We synthesized Au/Fe₃O₄ microparticles. Initially, citrate-capped Fe₃O₄ micro-sized particles were synthesized by the co-precipitation method with an excess amount of trisodium citrate. Gold ions were reduced on the surface of citrate-capped Fe₃O₄ and grew as gold sub-microparticles with an average diameter of 210 nm on the surface. The characteristic SPR peak of gold nanoparticles on the surface of Fe₃O₄ was detected at 584 nm, whereas the absorption in the near-infrared region was increased. SEM images has proved that the synthesized Au/Fe₃O₄ composite microparticles has an average diameter of 1.7 micrometers.

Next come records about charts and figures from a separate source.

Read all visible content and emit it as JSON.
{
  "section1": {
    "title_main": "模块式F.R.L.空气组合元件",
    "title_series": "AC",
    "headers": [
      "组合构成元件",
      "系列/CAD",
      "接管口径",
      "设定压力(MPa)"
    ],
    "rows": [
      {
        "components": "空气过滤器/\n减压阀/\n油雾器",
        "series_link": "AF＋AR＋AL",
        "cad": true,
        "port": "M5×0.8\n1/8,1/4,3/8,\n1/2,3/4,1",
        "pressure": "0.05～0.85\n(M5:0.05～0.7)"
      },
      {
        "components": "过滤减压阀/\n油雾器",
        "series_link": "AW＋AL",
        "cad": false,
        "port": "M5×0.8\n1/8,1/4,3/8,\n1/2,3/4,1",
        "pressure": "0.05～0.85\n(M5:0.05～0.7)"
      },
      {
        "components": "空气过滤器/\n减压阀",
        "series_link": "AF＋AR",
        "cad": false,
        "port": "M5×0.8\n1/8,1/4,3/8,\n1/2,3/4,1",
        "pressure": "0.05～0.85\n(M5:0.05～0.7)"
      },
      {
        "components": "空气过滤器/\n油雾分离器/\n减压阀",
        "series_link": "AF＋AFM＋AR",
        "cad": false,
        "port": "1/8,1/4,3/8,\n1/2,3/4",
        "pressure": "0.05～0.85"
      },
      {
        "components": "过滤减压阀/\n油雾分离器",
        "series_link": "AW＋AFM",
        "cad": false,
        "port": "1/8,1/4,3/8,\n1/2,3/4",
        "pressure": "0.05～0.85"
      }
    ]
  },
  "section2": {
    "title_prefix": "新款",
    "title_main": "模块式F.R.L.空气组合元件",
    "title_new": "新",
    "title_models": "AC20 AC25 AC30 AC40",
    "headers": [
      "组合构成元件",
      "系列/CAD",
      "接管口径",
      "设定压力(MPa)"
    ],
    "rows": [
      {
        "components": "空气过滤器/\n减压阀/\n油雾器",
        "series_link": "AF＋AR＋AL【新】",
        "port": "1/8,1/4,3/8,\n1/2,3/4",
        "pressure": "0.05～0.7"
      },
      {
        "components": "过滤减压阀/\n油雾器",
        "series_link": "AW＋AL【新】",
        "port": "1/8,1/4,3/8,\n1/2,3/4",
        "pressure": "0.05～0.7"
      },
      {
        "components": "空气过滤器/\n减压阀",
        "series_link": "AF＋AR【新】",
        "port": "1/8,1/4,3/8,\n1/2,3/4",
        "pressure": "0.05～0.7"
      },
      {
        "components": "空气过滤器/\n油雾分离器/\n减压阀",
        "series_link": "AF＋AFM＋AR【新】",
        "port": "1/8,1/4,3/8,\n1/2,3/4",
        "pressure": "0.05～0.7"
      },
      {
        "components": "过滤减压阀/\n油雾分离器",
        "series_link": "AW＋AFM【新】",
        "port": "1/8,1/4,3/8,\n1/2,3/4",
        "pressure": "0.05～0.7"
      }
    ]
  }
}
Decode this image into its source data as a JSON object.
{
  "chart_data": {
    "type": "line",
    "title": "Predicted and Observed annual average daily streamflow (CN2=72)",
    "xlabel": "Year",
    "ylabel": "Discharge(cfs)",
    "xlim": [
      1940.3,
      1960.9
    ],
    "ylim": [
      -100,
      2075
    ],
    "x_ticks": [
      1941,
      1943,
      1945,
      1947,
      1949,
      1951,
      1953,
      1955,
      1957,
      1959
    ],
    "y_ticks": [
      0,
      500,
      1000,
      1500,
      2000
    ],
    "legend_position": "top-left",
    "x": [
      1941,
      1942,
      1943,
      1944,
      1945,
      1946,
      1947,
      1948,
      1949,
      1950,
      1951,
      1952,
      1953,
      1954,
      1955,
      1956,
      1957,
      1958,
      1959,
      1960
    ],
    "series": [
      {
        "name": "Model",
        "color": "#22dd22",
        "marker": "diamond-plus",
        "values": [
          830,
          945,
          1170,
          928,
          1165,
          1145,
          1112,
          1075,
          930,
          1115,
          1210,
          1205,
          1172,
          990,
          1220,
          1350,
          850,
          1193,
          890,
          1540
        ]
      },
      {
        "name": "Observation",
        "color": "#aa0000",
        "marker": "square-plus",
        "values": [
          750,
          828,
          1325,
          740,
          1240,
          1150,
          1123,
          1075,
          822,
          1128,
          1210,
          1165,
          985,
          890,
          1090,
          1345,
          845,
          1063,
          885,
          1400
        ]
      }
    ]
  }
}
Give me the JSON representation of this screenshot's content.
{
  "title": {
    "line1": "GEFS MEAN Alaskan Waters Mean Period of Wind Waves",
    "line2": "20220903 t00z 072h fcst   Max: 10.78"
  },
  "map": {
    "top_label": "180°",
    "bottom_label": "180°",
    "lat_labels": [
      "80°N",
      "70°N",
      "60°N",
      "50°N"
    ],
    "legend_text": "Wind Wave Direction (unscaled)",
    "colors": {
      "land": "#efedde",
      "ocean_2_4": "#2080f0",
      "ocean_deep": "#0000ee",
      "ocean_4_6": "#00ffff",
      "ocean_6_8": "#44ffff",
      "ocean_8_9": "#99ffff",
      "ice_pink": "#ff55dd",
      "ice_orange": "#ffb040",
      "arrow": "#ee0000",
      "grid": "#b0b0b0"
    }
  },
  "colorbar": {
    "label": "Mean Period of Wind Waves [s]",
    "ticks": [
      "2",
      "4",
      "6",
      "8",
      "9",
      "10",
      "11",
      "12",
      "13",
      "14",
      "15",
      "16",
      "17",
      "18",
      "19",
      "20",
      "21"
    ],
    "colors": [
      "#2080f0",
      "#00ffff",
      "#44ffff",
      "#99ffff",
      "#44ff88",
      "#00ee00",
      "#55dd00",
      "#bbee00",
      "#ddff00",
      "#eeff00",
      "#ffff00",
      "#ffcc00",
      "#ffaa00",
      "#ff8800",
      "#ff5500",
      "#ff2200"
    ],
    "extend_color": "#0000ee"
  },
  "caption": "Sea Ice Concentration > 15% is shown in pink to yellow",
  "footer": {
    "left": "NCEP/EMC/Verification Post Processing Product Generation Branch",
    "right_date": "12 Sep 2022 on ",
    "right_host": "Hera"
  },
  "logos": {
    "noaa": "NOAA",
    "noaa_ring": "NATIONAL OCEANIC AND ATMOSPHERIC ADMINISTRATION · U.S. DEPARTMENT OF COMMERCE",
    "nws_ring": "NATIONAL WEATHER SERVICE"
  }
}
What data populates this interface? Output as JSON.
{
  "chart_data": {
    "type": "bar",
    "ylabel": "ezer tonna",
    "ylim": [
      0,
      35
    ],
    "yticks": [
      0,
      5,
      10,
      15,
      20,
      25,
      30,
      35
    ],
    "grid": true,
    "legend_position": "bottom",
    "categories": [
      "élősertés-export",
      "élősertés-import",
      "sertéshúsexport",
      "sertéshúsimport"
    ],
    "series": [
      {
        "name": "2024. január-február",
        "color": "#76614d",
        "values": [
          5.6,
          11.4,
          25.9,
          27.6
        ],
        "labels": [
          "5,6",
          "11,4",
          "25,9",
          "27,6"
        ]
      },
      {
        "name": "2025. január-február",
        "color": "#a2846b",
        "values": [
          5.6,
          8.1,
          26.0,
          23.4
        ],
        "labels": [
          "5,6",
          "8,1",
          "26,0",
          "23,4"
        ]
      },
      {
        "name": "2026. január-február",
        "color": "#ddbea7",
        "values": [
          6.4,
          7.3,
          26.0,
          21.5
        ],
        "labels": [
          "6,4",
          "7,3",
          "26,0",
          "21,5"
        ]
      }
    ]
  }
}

The results of XRD patterns proved the existence of both crystal phases of Fe₃O₄ and Au particles. To investigate the catalytic activity, the reaction rate constant of reduction of 2,4-dinitrophenol (2,4-DNP) and degradation of Congo red (CR), and methylene blue (MB) with NaBH4 in the presence of Au/Fe₃O₄ catalyst was monitored by UV-Vis spectroscopy. The initial reaction rate constant calculated from the change in characteristic peak absorptions of 2,4-dinitrophenol was 3.97×10⁻³ s⁻¹, while the reaction rate constants for the degradation of CR and MB were 9.72×10⁻³ s⁻¹ and 14.25×10⁻³ s⁻¹ respectively. After 5 cycles, Au/Fe₃O₄ microparticles preserved 99 % of the reaction rate constant, exhibiting considerable recycling efficiency in the reduction of nitro groups.